Plant Defense Responses of Host Plants with Determinate Nodules Induced by EPS-Defective exoB Mutants of Bradyrhizobium japonicum. Martin Parniske. Fachbereich Biologie der Philipps-Universitat, Karl-von-Frisch-StraBe, D-35043 Marburg/Lahn, Germany. Petra E. Schmidt, Kerstin Kosch, and Peter Muller. Fachbereich Biologie der Philipps-Universitat, Karl-von-Frisch-Strase, D-35043 Marburg/Lahn, Germany. MPMI 7:631-638. Accepted 26 May 1994. Copyright 1994 The American Phytopathological Society.

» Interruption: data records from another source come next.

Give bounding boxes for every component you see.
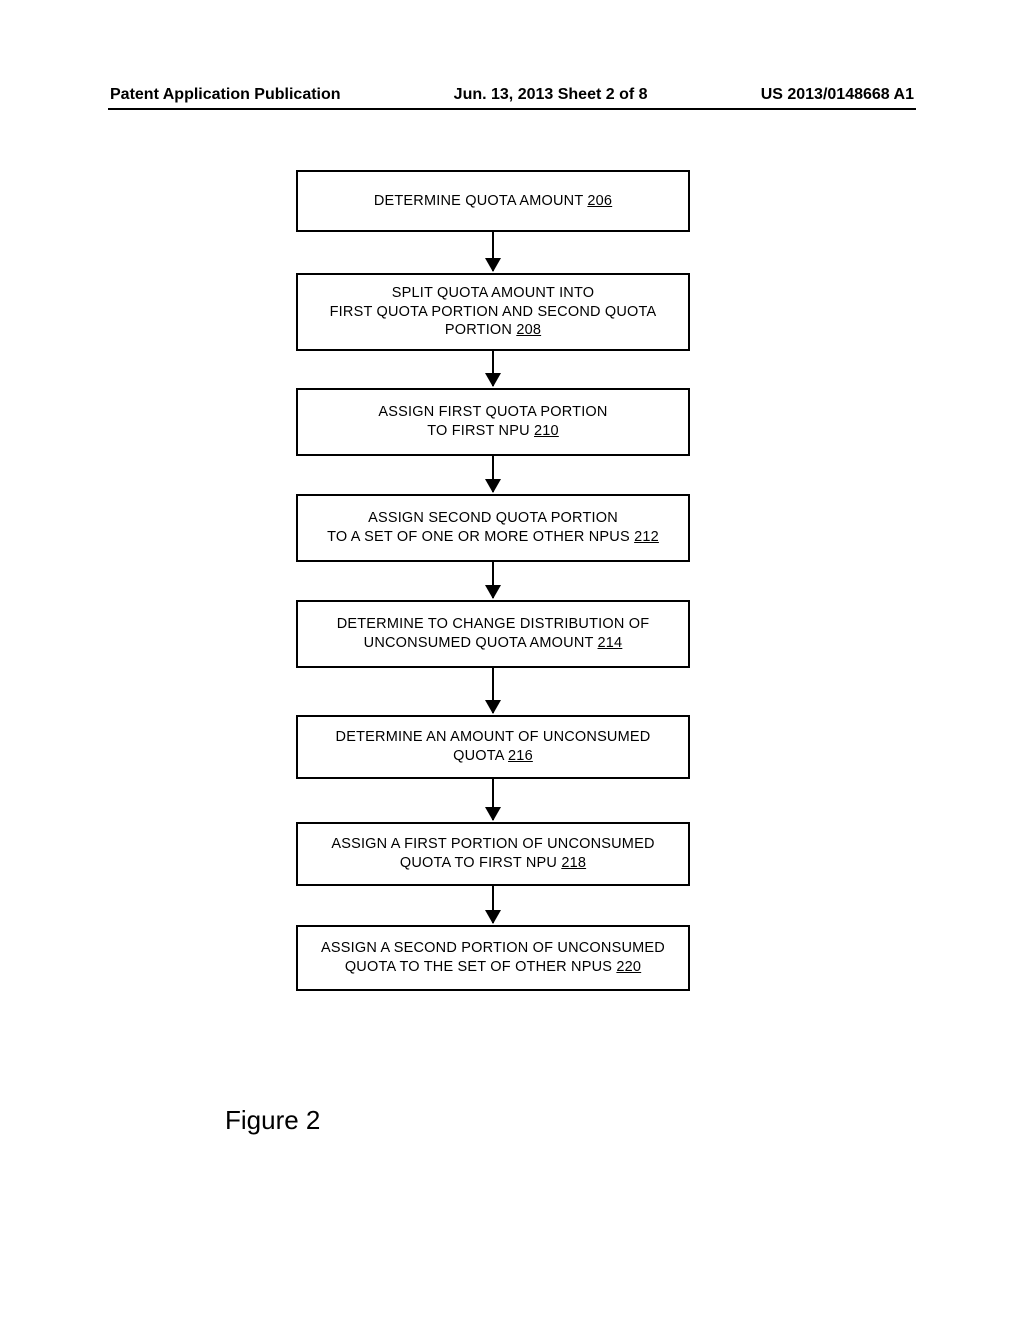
flow-box-212: ASSIGN SECOND QUOTA PORTIONTO A SET OF O… bbox=[296, 494, 690, 562]
flow-box-214: DETERMINE TO CHANGE DISTRIBUTION OFUNCON… bbox=[296, 600, 690, 668]
flow-box-208: SPLIT QUOTA AMOUNT INTOFIRST QUOTA PORTI… bbox=[296, 273, 690, 351]
flow-arrow bbox=[492, 562, 494, 598]
header-right: US 2013/0148668 A1 bbox=[761, 86, 914, 104]
ref-number: 210 bbox=[534, 423, 559, 439]
ref-number: 220 bbox=[616, 959, 641, 975]
figure-label: Figure 2 bbox=[225, 1105, 320, 1136]
flow-box-216: DETERMINE AN AMOUNT OF UNCONSUMEDQUOTA 2… bbox=[296, 715, 690, 779]
header-center: Jun. 13, 2013 Sheet 2 of 8 bbox=[454, 86, 648, 104]
ref-number: 206 bbox=[587, 193, 612, 209]
page-header: Patent Application Publication Jun. 13, … bbox=[110, 86, 914, 104]
ref-number: 214 bbox=[598, 635, 623, 651]
ref-number: 218 bbox=[561, 855, 586, 871]
header-left: Patent Application Publication bbox=[110, 86, 341, 104]
flow-box-220: ASSIGN A SECOND PORTION OF UNCONSUMEDQUO… bbox=[296, 925, 690, 991]
flow-arrow bbox=[492, 456, 494, 492]
flow-box-218: ASSIGN A FIRST PORTION OF UNCONSUMEDQUOT… bbox=[296, 822, 690, 886]
ref-number: 216 bbox=[508, 748, 533, 764]
ref-number: 208 bbox=[516, 322, 541, 338]
page: Patent Application Publication Jun. 13, … bbox=[0, 0, 1024, 1320]
ref-number: 212 bbox=[634, 529, 659, 545]
header-rule bbox=[108, 108, 916, 110]
flow-box-206: DETERMINE QUOTA AMOUNT 206 bbox=[296, 170, 690, 232]
flow-arrow bbox=[492, 779, 494, 820]
flow-arrow bbox=[492, 668, 494, 713]
flow-arrow bbox=[492, 232, 494, 271]
flow-arrow bbox=[492, 886, 494, 923]
flow-box-210: ASSIGN FIRST QUOTA PORTIONTO FIRST NPU 2… bbox=[296, 388, 690, 456]
flow-arrow bbox=[492, 351, 494, 386]
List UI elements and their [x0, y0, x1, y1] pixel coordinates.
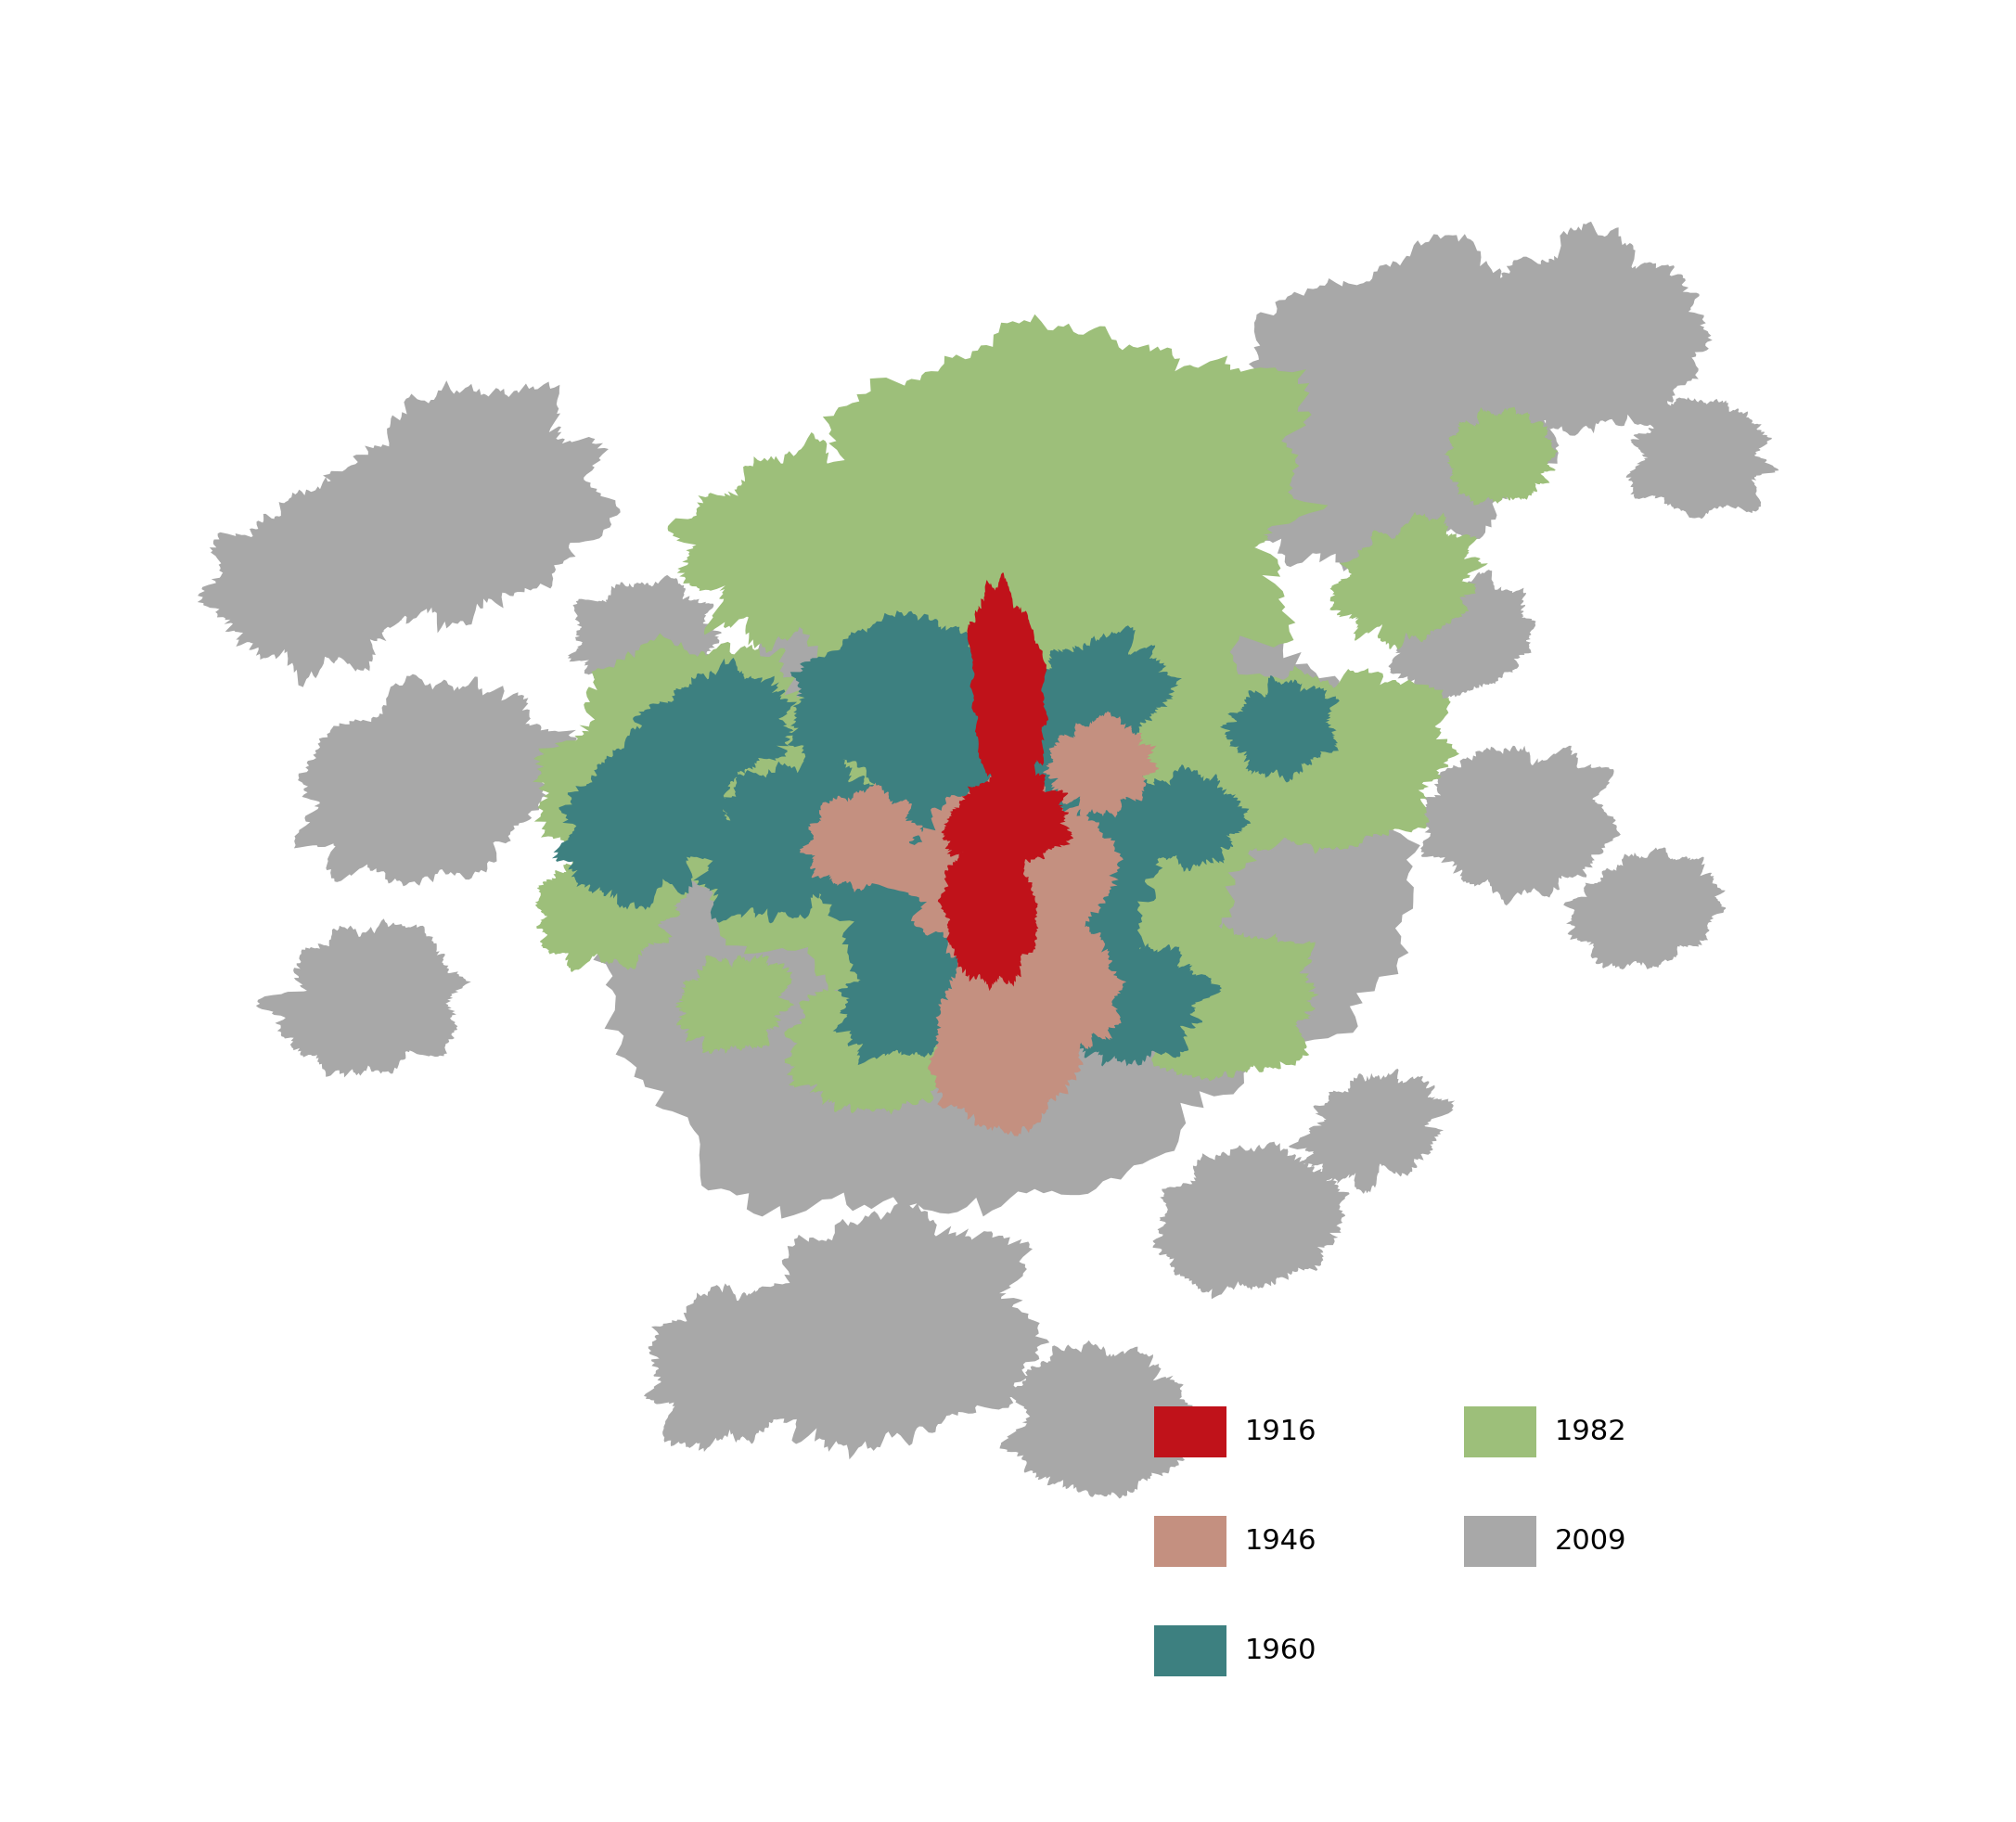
FancyBboxPatch shape: [1464, 1407, 1536, 1458]
Polygon shape: [1000, 1341, 1206, 1500]
Text: 1982: 1982: [1554, 1419, 1627, 1445]
Polygon shape: [1050, 940, 1222, 1066]
FancyBboxPatch shape: [1153, 1516, 1226, 1567]
Polygon shape: [833, 940, 998, 1066]
Polygon shape: [1383, 570, 1536, 700]
Polygon shape: [1419, 745, 1621, 906]
FancyBboxPatch shape: [1464, 1516, 1536, 1567]
Polygon shape: [675, 953, 794, 1053]
FancyBboxPatch shape: [1153, 1625, 1226, 1676]
Polygon shape: [694, 747, 883, 924]
Polygon shape: [1129, 922, 1318, 1080]
Polygon shape: [798, 703, 1177, 1018]
Polygon shape: [1564, 847, 1726, 969]
Polygon shape: [198, 477, 433, 687]
Polygon shape: [1018, 625, 1181, 751]
Text: 2009: 2009: [1554, 1529, 1627, 1554]
Polygon shape: [784, 951, 984, 1115]
Polygon shape: [800, 783, 923, 893]
Polygon shape: [1153, 1142, 1349, 1299]
Polygon shape: [728, 1197, 1050, 1459]
Polygon shape: [552, 725, 736, 909]
Text: 1916: 1916: [1244, 1419, 1316, 1445]
Polygon shape: [1183, 665, 1460, 855]
Polygon shape: [569, 576, 722, 698]
Polygon shape: [294, 674, 577, 885]
Polygon shape: [683, 525, 1306, 1070]
Polygon shape: [927, 937, 1083, 1137]
Polygon shape: [312, 381, 621, 640]
Polygon shape: [1220, 676, 1339, 782]
Polygon shape: [532, 632, 829, 893]
Polygon shape: [633, 658, 796, 796]
Polygon shape: [1443, 406, 1558, 505]
Polygon shape: [1331, 512, 1488, 650]
Polygon shape: [754, 313, 1329, 722]
Polygon shape: [577, 505, 1419, 1219]
Polygon shape: [788, 610, 1022, 785]
Text: 1960: 1960: [1244, 1638, 1316, 1663]
Polygon shape: [1111, 486, 1268, 605]
Polygon shape: [643, 1283, 831, 1452]
Polygon shape: [1288, 1070, 1456, 1193]
Polygon shape: [941, 763, 1073, 871]
Polygon shape: [1228, 233, 1583, 572]
Polygon shape: [968, 572, 1048, 802]
Polygon shape: [1627, 397, 1778, 519]
Polygon shape: [1042, 711, 1159, 818]
Polygon shape: [667, 432, 919, 654]
Text: 1946: 1946: [1244, 1529, 1316, 1554]
Polygon shape: [937, 833, 1038, 991]
FancyBboxPatch shape: [1153, 1407, 1226, 1458]
Polygon shape: [1478, 222, 1712, 435]
Polygon shape: [1002, 900, 1127, 1064]
Polygon shape: [1129, 765, 1250, 873]
Polygon shape: [534, 853, 689, 973]
Polygon shape: [871, 774, 1123, 977]
Polygon shape: [256, 918, 472, 1077]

The symbiotic phenotypc of exoB mutants ?P5 and ?P22 of Bradyrhizobium japonicum 110spc4 was analyzed on the host plants Glycine max and G. soja. The extent of the symbiotic defects was host dependent. In combination with G. max, the B. japonicum exoB mutants induced the formation of effective nodules. Infection threads were found in the central nodule tissue of developing nodules, similar to wild-type infected nodules. However, in early stages of the interaction between the mutants and G. max, plant defense reactions occurred, among which phyto-alexin accumulation was the earliest effect observed. Later the rhizodermis was disrupted by longitudinal cracks caused by cortical cell proliferations, and rhizodermal strips were frequently peeled off the growing nodules. Our results indicate that the intact EPS of B. japonicum is necessary for the prevention of plant defense reactions during early interaction with soybean. Combinations between G. max and B. japonicum exoB mutants seemed to be impaired only transiently, since they resulted in effective nodule formation. However, enhanced concentrations of chitinase within the central nodule tissue of B. japonicum exoB mutant induced G. max nodules proved the occurrence of plant defense reactions also in later steps of nodule development. On G. soja, B. japonicum exoB mutants lost their infectivity and induced the formation of white, uninfected and ineffective nodulelike structures at the base of lateral roots.